Every time I visit my hometown Bangalore, it shows a fast changing picture of society. It is city projecting the modern face of India. Being a pakka Bangalorean myself, I have seen it changing rapidly in the last 15 years. Two decades ago, Bangalore was considered to be a pensioner’s paradise-a calm sleeping city without many economic activities. It was mostly composed of middle and lower middle class people and the city hardly had shown any growth since Independence.
Last decade changed the very face of Bangalore and came to be termed as Silicon Valley of Asia. Bangalore became the buzzword for development and growth in modern India. Dictionaries added the term ‘Bangalored’, to refer US jobs outsourced to India. Books like ‘Bangalore Tigers’ have been written on the rise of Indian giants in software Industry. BBC news has captuured the changing face of Bangalore in its series of articles. Roots of India’s spectacular economic growth (more than 8% GDP growth per annum) lies in growth of cities like Bangalore. Hyderabad and Chennai too have a similar story to tell. The world is singing India’s economic boom.
What do these development have for the average man? First, there has been drastic reduction of poverty and improvement of quality of life. The Human Development Index (HDI) of Bangalore has increased from 0.623 to 0.753 in the last decade and is one of the highest in the country. HDI measures the average quality of life through various parameters like education level, life expectancy and purchasing power of people. In comparison, Bangalore’s HDI rating is higher than that of Kerala, which stands number 1 in state ranking.
Changes can be also seen in various public and private services. Public transportation has improved a lot in Bangalore. Variety of new and improvised BMTC buses and many of them are equipped with modern GPRS tracking system. All autos are clean, well maintained and equipped with digital meters. Restaurants, Darshini’s and numerous fast food chains have come up serving wide variety of foods while maintaining good hygiene and quality. Railways stations have become lot cleaner and modern. City is changing its face every moment.
An average person can now afford much more than what they could a decade ago. Purchasing power and consumerism has grown rapidly among all sections of people. An auto driver on an average earns Rs.10,000 per month. Most of the middle class youngsters working in software, call center earn a huge some of salaries and spend proportionately. The salaries in public sectors have also shot up rapidly. Salaries of lecturers, government employees have almost doubled in the last five years where as the inflation has grown at a slower rate (compound at 5% per annum makes a rise of 30% in five years). So even they can afford much more than before. The spending habits of people have influenced the growth various commercial activities. Number of shopping malls, pizza huts, mobile revolution, restaurants have shot up and have created numerous jobs reducing unemployment drastically, thereby providing uplifting the lower socio economic classes. It is also true that income disparity has widened. Even though everyone doesn’t have same share of the pie, the pie has definitely gotten bigger.

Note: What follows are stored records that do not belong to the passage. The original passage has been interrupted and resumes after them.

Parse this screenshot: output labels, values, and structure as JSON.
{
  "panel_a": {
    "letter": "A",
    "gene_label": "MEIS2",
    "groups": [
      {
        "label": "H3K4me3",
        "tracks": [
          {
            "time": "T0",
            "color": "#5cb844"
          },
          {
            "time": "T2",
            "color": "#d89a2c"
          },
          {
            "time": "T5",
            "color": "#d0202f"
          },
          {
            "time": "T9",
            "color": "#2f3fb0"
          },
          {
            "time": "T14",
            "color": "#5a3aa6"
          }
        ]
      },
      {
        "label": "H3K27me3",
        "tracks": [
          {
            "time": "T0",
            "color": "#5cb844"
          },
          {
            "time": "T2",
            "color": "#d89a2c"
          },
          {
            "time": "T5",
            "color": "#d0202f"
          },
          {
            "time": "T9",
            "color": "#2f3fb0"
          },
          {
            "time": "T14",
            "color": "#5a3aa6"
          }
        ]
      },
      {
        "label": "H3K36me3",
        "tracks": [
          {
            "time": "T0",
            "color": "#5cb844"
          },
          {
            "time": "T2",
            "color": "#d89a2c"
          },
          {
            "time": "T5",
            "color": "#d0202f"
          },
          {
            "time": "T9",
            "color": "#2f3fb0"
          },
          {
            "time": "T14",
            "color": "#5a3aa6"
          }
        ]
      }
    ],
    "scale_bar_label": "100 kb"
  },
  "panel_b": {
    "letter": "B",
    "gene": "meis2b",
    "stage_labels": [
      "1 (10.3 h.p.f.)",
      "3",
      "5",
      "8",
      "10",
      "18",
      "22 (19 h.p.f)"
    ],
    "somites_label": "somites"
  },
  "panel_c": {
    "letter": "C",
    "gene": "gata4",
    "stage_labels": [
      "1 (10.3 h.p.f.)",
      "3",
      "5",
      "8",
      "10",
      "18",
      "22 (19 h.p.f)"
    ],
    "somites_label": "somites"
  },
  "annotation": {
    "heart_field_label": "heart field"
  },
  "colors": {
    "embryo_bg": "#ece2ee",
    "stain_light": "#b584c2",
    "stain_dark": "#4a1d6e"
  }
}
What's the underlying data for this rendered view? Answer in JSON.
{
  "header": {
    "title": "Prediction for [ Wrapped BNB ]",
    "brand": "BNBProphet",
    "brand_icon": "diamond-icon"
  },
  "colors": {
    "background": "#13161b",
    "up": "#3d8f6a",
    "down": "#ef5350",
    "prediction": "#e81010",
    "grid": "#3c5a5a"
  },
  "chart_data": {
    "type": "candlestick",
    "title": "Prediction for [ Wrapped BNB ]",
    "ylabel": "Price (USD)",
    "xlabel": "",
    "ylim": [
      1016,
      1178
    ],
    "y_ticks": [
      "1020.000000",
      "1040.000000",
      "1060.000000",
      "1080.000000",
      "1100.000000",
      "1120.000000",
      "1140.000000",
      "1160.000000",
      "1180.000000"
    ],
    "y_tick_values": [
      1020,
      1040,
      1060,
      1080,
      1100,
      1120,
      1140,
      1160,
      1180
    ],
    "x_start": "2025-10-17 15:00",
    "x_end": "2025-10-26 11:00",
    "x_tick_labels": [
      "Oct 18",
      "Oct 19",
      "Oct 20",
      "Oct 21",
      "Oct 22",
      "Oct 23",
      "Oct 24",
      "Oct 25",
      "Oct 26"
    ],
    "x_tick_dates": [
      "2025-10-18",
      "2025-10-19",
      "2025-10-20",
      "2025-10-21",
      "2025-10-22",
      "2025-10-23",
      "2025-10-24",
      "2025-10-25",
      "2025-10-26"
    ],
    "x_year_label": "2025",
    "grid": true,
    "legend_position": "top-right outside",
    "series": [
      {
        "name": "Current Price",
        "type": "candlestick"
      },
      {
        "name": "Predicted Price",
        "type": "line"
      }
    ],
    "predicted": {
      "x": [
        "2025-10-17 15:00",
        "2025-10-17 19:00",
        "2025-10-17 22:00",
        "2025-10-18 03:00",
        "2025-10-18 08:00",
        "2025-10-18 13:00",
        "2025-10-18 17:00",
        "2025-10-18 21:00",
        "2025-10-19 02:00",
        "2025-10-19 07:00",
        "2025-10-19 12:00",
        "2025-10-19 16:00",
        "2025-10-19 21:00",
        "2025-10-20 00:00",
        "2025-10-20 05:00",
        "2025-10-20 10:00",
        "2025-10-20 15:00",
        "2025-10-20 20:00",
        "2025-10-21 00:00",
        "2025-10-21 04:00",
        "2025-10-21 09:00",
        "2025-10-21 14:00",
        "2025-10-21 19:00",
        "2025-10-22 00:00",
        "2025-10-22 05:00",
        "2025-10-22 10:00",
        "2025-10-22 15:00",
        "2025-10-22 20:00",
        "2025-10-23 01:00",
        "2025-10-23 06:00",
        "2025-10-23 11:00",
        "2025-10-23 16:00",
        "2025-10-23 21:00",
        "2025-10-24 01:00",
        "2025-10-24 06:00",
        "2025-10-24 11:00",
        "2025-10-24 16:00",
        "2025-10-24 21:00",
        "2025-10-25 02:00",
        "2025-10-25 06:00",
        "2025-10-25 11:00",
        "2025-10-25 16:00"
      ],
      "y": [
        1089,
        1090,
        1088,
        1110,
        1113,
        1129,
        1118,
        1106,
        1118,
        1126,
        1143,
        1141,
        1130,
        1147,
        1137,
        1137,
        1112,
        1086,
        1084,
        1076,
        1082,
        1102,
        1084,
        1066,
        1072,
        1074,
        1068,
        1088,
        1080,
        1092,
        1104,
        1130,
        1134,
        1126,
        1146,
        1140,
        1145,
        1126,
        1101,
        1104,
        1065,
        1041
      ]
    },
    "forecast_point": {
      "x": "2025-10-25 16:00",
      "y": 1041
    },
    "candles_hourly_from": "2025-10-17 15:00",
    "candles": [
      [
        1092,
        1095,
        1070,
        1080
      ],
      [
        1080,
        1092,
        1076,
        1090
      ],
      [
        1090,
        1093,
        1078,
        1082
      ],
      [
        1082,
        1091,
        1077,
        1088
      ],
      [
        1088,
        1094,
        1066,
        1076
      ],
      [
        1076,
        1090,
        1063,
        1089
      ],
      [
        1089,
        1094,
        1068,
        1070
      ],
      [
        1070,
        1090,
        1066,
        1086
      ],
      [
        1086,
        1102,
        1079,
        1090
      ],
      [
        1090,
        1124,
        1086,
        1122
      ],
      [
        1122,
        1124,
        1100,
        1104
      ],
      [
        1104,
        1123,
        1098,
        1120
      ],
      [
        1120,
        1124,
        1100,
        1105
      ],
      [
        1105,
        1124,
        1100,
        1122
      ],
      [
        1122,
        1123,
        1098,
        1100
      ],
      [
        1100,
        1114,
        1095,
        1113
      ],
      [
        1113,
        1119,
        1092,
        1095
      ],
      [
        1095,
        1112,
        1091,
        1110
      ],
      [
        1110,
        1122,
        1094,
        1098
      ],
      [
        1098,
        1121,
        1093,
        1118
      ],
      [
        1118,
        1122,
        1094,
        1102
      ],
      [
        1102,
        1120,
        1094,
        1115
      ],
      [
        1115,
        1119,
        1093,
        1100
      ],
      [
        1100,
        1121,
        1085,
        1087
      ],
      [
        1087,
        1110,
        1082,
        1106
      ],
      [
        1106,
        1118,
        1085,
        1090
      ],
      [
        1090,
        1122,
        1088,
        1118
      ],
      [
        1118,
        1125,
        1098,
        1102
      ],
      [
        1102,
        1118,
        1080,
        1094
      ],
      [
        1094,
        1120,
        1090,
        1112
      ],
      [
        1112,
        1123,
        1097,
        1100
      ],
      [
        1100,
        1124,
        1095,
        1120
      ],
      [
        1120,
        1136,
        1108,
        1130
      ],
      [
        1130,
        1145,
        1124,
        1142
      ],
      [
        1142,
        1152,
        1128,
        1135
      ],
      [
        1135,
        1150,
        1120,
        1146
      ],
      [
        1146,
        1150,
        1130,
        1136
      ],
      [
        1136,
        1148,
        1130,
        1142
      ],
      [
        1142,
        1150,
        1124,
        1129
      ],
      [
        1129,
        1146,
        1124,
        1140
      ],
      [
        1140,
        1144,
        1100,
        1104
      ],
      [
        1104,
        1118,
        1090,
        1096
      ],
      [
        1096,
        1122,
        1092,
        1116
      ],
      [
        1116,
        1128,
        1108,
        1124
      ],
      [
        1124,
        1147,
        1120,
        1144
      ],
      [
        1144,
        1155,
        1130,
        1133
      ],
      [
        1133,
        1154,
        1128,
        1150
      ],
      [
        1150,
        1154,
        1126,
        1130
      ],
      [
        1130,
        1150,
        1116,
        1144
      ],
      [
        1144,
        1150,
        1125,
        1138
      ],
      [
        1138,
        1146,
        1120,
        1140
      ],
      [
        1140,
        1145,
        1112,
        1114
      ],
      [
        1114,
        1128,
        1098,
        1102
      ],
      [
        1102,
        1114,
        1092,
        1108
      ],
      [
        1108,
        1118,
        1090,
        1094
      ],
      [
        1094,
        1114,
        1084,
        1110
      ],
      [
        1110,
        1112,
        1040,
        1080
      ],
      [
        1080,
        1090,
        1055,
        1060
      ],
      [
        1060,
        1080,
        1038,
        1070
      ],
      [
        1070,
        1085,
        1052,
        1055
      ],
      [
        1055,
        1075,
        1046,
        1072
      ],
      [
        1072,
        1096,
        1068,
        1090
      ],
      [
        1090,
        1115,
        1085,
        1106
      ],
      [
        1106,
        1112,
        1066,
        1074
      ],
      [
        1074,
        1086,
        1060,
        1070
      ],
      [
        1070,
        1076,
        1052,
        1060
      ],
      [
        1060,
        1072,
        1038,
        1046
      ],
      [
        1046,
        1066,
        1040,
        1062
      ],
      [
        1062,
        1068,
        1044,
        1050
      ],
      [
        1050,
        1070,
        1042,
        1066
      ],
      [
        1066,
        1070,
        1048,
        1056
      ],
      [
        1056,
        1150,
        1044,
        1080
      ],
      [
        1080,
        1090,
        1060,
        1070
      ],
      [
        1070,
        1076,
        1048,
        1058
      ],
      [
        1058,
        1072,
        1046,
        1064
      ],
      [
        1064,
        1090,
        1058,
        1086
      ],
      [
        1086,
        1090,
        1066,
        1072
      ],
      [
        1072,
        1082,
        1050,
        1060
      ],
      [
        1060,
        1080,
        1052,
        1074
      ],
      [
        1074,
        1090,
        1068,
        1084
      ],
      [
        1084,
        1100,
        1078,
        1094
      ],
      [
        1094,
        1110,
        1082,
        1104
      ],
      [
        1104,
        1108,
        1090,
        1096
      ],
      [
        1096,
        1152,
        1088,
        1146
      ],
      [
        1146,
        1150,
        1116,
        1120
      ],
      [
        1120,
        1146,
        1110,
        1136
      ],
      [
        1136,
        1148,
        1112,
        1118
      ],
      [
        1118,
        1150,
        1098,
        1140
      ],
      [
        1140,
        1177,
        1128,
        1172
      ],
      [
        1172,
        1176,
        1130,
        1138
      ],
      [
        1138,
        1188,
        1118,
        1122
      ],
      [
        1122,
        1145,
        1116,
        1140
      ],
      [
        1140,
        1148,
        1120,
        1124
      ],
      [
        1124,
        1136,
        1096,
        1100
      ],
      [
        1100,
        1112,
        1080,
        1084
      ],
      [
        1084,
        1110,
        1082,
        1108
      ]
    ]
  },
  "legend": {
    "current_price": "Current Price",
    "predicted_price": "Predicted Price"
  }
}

Who is responsible for these changes? Is it the government with its rhetoric of ‘Garibi hataov’, ‘rozgaar yogna’ , ‘framers subsidy’, or is it due to bunch of philanthropists giving money to NGO’s to alleviate poverty?
Neither the Government, nor the pure charity has bought any significant changes. Root of all these changes lie in government becoming ‘liberal’ since the 90’s by ending the ‘Licence Raj’ in economy and opening the market for international trade. This released the entrepreneurial spirit of Indians to show their potential to the world. We saw the birth of Infosys, Wipro and Satyam. Hundreds of multinationals like Cisco, Yahoo, Texas Instruments and Microsoft saw their destiny in India. The motive behind all these companies was to raise productivity and make profit. Hundreds and thousands of young engineers got jobs in these companies and started earning huge sums of money. They also worked for their own personal gains. Most of them neither directly worked for nor had any intention of contributing actively for the social development. Yet they themselves became the indirect cause of change in the society.
The change, as economists rightly attribute, is due to ‘the invisible hand’ at work. To quote Adam Smith from his ‘The Wealth of Nations’:
“It is not from the benevolence of the butcher, the brewer, or the baker that we expect our dinner, but from their regard to their own interest…. Someone earning money by his own labor benefits himself. Unknowingly, he also benefits society, because to earn income on his labor in a competitive market, he must produce something others value…”.
Each person pursuing his own interest has invested his human and financial capital to allocate resources in the appropriate manner for maximum personal gain. In the process he or she has added substantial value to the society by creating goods and services beneficial to the rest of the society. This process has generated wealth and prosperity and thereby alleviating poverty automatically.
What was government’s role in the whole process? Government helped the whole process not by increasing its role, but by limiting its role in the economic affairs. Economic freedom has also benefited the government by increased taxes collection. As people are getting richer they pay more taxes, governments budget gets fatter. Government with all its inefficient and corrupt usage of resources still leaves a bigger slice of pie for the poor in its social initiatives. Eventually if the government succeeds in empowering all sections of society, almost everyone will be able to the, reap the benefits of liberalization and global trade.
India is rising not by the state but despite the state. Thanks to the power of invisible hand!